Yoga, pilates and low-intensity weight training do not necessarily raise heart rate, although that depends on the trainer you have and how hard they work you!
Even if this type of exercise doesn't get your heart pumping, it is still worth doing. We all need to work on strength and flexibility.
Measuring your heart rate (beats per minute) is very important to get your cardio workout at the right intensity.
A good rule of thumb is to subtract your age from 220. This will give the maximum heart rate you should reach in a workout. So a thirty year old can go up to 190 beats per minute, while a 50 year old should stop at 170.
You should also check your resting heart rate as you get fitter – it should be reducing.
The NHS refers to cardio as ‘moderate’ or ‘intense’ activity, either of which will raise your heart rate.

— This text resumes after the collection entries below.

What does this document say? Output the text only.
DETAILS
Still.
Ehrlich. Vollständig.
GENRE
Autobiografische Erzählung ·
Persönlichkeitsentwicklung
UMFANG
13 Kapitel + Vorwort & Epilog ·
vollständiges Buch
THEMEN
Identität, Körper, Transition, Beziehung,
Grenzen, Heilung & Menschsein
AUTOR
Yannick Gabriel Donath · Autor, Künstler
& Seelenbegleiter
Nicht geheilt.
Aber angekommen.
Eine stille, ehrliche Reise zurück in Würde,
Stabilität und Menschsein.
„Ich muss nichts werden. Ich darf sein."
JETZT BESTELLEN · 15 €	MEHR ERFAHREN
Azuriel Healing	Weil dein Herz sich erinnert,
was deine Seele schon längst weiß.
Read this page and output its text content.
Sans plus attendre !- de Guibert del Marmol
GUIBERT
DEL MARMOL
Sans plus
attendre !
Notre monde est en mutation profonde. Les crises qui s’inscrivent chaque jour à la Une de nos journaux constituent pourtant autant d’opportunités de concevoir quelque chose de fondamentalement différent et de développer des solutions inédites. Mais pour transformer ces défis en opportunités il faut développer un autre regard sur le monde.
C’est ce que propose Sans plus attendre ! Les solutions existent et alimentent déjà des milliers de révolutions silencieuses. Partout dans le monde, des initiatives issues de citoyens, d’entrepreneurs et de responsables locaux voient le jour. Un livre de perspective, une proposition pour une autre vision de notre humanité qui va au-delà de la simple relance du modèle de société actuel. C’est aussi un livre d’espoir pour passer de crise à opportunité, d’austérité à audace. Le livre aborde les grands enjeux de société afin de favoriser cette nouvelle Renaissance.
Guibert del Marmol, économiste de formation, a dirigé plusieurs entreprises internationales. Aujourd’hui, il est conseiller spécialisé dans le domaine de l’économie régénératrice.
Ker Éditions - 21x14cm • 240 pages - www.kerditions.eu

The NHS guidelines are that every adult in normal health should do at least 150 minutes a week of moderate activity, or 75 minutes of intense activity. Using a high-intensity interval training approach can cut this time – if you are fit enough!
Get into cardio and look after that heart!
I just like to combine cardio with resistance training. Kills two birds with one stone and makes your heart work just as hard.
I've been a bit embarrassed to ask these basic questions so thanks for that. And now I know what a heart rate monitor is for!